Calgary Herald

Brakeman Foundation helping to feed hungry children

- DAVID PARKER David Parker appears regularly in the Herald. Read his columns online at calgaryher­ald.com/ business. He can be reached at 403-830-4622 or by email at info@davidparke­r.ca

Buying a canvas to drape over a chuckwagon during the Calgary Stampede’s Rangeland Derby offers companies great exposure over the 10 days of racing.

Many of the names that support their favourite drivers are well-known to Calgarians, but an unfamiliar entry, Friends of the Brakeman, appeared on the list this year, buying four chuckwagon­s.

The Brakeman Foundation was founded in 2012 by Derek Krivak and Earl Hale as a not-for-profit organizati­on focused on helping children in the Calgary and surroundin­g area.

They began by hosting individual­s over the 10 days of the GMC Rangeland Derby as a primary fundraisin­g event, with all profits donated to select charities. Krivak says as the foundation grew, so, too, did its mandate, which has become the “Zero Hungry Kids” campaign. Its goal is that no child in the Calgary school system, from kindergart­en to Grade 6, is without nourishmen­t on school days.

Krivak was a pre-med student at University of Winnipeg with a bio-chemistry degree, but after riding his motorcycle to Calgary to look for summer work, he got a job on the rigs with Precision Drilling and never returned to Manitoba.

After four and half years in the field, he joined Gas Technical Institute and in 2003 became a project manager with the Alberta Research Council to exploit new technology with coal bed methane.

Krivak was president and CEO of Stealth Ventures, a junior oil and gas company before becoming director of unconventi­onal gas with Hatch — the only non-engineer on its management team.

In 2012, he launched Shift Resources, a company focused on converting natural gas to diesel.

He has used his success in the oil and gas industry to help ensure the 5,000 children in Calgary schools identified as lacking proper nourishmen­t get breakfast, snacks and lunch during their school day.

Brakeman Foundation has no staff but 15 passionate volunteers who help raise the money needed to support its partner agencies.

Stampede chuckwagon racing is the major fundraisin­g event and this year it was back again for a ninth year to bid on canvases that it will sell off to other companies. It will also donate all of the money from corporate events it hosts at Stampede.

Brakeman’s other big fundraiser is a celebrity cook-off held in January at the Calgary Petroleum Club.

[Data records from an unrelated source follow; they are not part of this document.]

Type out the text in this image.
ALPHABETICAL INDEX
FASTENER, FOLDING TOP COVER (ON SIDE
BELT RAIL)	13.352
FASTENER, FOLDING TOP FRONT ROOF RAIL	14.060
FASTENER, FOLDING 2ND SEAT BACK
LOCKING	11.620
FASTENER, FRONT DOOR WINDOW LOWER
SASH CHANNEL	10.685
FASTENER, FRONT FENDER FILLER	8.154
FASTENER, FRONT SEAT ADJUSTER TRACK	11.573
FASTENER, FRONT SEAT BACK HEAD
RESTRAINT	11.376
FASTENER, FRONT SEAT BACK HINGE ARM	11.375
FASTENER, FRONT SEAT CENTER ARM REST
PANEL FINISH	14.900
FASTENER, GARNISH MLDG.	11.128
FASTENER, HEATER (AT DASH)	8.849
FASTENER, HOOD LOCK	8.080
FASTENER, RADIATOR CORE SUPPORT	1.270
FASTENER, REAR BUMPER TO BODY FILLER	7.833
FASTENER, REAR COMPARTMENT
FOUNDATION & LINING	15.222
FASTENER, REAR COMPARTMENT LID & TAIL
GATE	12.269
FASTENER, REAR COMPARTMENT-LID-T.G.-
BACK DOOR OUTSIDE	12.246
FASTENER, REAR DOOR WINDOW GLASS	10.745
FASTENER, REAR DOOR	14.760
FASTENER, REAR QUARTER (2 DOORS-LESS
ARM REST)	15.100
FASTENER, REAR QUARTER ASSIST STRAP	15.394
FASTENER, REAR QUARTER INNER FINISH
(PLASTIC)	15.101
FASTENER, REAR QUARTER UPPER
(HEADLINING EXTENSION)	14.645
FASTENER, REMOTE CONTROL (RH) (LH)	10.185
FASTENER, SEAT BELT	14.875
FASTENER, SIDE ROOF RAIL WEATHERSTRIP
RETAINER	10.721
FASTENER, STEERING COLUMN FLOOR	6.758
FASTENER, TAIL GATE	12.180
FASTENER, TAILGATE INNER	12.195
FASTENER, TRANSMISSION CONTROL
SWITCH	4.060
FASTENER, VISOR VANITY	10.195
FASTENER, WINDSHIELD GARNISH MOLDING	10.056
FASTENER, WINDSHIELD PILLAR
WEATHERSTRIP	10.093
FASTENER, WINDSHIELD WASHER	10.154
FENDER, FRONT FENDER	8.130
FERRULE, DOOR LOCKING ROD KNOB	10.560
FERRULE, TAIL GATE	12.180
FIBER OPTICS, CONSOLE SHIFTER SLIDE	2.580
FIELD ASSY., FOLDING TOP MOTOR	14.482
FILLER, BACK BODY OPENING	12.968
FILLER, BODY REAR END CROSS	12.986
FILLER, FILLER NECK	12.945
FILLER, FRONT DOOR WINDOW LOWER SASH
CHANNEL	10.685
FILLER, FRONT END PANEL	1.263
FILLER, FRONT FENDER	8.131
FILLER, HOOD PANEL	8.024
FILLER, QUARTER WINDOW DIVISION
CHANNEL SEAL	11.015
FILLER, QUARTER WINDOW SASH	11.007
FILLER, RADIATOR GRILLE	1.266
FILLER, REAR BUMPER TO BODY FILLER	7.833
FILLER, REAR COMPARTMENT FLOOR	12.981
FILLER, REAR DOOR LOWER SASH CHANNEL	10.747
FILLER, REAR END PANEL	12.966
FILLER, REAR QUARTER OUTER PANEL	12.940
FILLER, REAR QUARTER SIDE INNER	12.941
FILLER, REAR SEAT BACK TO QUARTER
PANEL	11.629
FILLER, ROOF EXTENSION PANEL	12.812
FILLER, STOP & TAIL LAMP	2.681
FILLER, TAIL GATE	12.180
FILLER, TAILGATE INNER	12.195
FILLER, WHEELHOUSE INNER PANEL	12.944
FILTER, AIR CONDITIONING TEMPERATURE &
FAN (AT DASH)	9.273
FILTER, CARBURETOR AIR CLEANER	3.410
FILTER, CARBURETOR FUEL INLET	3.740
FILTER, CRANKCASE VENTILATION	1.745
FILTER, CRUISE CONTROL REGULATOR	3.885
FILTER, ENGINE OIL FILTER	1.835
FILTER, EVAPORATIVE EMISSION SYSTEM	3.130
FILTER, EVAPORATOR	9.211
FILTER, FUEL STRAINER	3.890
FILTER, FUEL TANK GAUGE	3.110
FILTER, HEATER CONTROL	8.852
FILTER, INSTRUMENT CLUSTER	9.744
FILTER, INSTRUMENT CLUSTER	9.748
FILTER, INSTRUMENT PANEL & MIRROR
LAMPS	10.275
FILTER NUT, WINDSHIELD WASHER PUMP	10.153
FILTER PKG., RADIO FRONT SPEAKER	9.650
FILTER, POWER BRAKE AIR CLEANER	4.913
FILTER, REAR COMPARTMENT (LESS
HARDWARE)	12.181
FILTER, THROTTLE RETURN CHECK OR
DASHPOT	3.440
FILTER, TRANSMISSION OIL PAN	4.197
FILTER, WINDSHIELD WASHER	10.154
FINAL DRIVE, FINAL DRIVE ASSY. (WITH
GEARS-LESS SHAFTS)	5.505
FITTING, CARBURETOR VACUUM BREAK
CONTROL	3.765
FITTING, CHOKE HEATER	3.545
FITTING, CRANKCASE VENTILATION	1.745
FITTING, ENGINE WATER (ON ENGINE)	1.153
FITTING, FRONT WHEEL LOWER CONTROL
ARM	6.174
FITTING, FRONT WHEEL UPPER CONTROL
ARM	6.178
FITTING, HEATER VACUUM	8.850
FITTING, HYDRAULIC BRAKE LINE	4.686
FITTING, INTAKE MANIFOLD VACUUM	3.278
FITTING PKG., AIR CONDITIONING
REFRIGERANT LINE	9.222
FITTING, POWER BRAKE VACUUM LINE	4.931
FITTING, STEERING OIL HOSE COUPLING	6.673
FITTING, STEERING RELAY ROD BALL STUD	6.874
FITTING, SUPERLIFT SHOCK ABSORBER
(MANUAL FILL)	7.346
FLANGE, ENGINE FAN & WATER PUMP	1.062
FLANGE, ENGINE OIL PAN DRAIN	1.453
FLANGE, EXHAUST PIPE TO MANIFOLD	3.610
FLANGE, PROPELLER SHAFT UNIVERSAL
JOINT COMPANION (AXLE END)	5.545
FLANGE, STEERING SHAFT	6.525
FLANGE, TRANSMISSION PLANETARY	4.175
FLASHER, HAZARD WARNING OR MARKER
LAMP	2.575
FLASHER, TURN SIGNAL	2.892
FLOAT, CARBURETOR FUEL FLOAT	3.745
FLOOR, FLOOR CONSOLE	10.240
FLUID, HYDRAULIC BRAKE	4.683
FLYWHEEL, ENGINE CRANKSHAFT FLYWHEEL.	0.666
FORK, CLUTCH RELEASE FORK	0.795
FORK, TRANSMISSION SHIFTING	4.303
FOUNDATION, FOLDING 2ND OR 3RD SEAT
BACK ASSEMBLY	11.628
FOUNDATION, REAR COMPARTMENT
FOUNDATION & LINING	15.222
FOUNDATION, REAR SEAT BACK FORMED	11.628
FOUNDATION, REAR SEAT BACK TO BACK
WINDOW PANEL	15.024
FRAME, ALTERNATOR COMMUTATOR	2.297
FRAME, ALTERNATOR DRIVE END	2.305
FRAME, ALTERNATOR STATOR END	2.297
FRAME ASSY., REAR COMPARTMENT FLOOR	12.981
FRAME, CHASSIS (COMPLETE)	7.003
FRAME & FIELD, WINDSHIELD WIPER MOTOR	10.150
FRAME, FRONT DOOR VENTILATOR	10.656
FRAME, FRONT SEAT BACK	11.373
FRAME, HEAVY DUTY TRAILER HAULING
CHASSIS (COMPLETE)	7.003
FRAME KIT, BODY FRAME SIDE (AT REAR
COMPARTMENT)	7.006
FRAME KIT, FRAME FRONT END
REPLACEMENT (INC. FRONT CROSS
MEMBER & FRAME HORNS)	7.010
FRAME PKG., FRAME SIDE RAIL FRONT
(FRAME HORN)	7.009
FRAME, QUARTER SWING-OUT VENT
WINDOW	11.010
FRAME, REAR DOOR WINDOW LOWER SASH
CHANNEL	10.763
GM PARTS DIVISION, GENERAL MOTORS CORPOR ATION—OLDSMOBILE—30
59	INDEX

The executive chefs of the club and First & Vine in Airdrie created delicious items from ingredient­s selected by cowboys — that included pickled cactus. This year’s event raised more than $20,000.

Krivak and Hale are firm believers in that business must have a social responsibi­lity, and charities should be run as a efficientl­y as a business.

NEWS AND NOTES

Teresa Woo-Paw founded the Asian Heritage Foundation in 2001, and since leaving provincial politics, she has devoted a lot of her efforts, with co-chair Gabriel Li, to developing a new strategy to raise its profile. May is Asian Heritage Month across Canada and the Calgary foundation is sponsoring a concert with the Calgary Philharmon­ic Orchestra, May 11 at the Jack Singer Concert Hall.

The event will kick off Missing Chapters: Untold Stories of Asian Canadians in Calgary, a project that follows consultati­on with 50 of the city’s Asian communitie­s. During Canada’s anniversar­y year, it plans to collect and share 150 of these stories.

A number will be featured at a reception to include cellist Arnold Choi, pianist Annie Pham and the Midnight Taiko Kai Drummers ahead of the CPO performanc­e.